GMMH - supporting hepatitis C elimination and harm reduction

This blog has kindly been contributed by the team at the Greater Manchester Mental Health NHS Foundation Trust (GMMH).

Greater Manchester Mental Health NHS Foundation Trust (GMMH) are the provider of community addiction services across four of the ten local authority boroughs in Greater Manchester. Known as Achieve, the service operates in Bury, Bolton, Salford and Trafford (BBST) and, with GMMH as the lead provider, this is a partnership with seven other sub-contractors. Throughout our involvement in the Hep C U Later elimination programme, partners have worked innovatively and collaboratively, with a Jubilee weekend event held last year at Great Places, a housing provider, where our assertive outreach team, delivered by The Big Life Group, undertook dry blood spot testing (DBST) to service users attending the celebrations!

The Hep C U Later team have been an amazing source of support for Achieve BBST. In early 2023 a small grant was identified, enabling us to recruit administration support to assist with the wider scope of the project.

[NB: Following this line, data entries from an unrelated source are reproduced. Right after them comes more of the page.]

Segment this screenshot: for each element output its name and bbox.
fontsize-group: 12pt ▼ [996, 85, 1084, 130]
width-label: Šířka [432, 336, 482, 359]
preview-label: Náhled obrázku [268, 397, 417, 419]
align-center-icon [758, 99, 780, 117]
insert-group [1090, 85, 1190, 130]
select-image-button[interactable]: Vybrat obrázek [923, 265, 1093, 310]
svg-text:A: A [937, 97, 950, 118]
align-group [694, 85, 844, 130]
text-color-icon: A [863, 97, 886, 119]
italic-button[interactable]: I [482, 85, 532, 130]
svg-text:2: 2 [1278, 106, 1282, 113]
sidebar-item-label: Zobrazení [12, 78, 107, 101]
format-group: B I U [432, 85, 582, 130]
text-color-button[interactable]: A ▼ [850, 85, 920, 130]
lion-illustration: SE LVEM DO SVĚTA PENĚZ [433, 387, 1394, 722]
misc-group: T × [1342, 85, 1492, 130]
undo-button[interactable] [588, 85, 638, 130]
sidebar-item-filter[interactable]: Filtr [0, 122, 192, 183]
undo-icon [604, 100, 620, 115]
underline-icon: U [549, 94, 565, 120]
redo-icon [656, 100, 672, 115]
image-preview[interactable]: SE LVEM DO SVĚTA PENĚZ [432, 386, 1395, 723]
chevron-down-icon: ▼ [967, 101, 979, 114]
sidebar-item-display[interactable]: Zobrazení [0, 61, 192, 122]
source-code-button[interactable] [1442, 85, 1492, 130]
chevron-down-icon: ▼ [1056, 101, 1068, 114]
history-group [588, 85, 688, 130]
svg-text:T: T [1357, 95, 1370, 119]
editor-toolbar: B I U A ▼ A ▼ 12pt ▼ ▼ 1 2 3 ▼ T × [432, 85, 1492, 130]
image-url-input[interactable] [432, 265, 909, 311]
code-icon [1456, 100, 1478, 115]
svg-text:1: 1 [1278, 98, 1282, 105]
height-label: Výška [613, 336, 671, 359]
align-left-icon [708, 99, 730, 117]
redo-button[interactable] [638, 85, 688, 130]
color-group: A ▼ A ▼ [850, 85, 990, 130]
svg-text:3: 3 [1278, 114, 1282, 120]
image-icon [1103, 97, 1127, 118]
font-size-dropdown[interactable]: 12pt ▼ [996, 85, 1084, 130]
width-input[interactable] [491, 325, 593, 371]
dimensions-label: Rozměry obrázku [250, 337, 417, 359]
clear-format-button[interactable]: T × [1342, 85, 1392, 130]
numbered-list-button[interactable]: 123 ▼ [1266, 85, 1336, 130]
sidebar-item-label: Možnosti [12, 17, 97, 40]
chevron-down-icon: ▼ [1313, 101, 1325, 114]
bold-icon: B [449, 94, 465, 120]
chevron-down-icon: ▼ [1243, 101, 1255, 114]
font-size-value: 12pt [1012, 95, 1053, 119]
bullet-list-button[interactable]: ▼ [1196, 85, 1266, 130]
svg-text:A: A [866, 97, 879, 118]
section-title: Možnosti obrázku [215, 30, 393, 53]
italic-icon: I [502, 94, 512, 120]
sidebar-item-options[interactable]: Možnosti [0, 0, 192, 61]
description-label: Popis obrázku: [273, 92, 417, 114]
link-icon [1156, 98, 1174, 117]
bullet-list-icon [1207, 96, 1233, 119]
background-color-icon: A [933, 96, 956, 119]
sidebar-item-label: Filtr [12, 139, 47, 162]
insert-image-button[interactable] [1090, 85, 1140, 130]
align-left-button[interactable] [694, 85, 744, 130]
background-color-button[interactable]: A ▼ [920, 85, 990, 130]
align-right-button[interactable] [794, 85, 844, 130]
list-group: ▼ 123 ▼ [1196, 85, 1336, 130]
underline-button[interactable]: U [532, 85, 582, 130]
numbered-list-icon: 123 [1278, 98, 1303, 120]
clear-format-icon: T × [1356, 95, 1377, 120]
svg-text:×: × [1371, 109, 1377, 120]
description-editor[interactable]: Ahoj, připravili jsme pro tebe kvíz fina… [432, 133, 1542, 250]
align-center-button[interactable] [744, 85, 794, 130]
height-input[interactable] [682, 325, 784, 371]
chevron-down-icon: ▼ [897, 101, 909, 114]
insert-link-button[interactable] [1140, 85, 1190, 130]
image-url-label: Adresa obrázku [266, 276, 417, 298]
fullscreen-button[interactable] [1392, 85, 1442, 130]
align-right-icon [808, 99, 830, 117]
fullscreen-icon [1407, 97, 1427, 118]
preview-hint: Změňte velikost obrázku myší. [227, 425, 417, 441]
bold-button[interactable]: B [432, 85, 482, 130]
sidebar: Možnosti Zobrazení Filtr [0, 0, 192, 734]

The grant also provided Achieve with the opportunity to purchase further Love to Shop vouchers, complementing our testing events and encouraging engagement for those service users who the team have been struggling to secure testing arrangements with.

In March 2023, Achieve GMMH colleagues worked with a team at MRI to set up fibro scan clinics on site in Trafford as part of the Community Liver Health Check Programme and we aim to have a weekly clinic in Salford by the end of May and hopefully expand to the rest of the BBST sites over the course of 2023.

We also took delivery of a Cepheid machine and fibro scan machine in Bolton purchased by Bolton Commissioners via the Rough Sleeper Drug and Alcohol Grant, to improve the health of Bolton rough sleepers.

In April 2023, the Hep C U Later team graciously loaned Achieve a Cepheid machine, which is sited in Achieve Bury and will be an important part of the BBST Harm Reduction team’s efforts to achieve Hep C micro elimination in this area. To support this work, we have also recently purchased a large quantity of rapid antibody tests.

GMMH deliver numerous services across Greater Manchester, to those experiencing multiple disadvantage, including homelessness and co-occurring conditions of mental illness and drug and/or alcohol dependency. We will be working hard to make sure we reach those who are most vulnerable and have also invested in training our naloxone peers in dry blood spot testing, in the belief that it’s very often not service users who are hard to reach, but services not reaching those in need.

To date our Achieve clinical team have delivered DBST training to eight of our BBST Harm Reduction Peers all of whom will offer peer to peer (P2P) DBST out in the community as part of our enhanced peer led harm reduction offer.

This has been a wonderful coproduction which has seen the GMMH Harm Reduction Peers working together with Achieve staff to develop the Standard Operating Procedure (SOP) and processes to support those with lived and living experience of addiction to work in partnership with the trust to take DBST out into the community.

Our peer led DBST approach aims to meet people where they are by taking treatment and wider support to those who for whatever reason are not accessing services.

Everyone is really excited to see the project grow and progress ensuring that we put the BBST Harm Reduction peers front and centre at the heart of everything!

The work detailed in this blog was the result of a collaborative team effort across GMMH with support from the highly valued naloxone peers and George Charlton.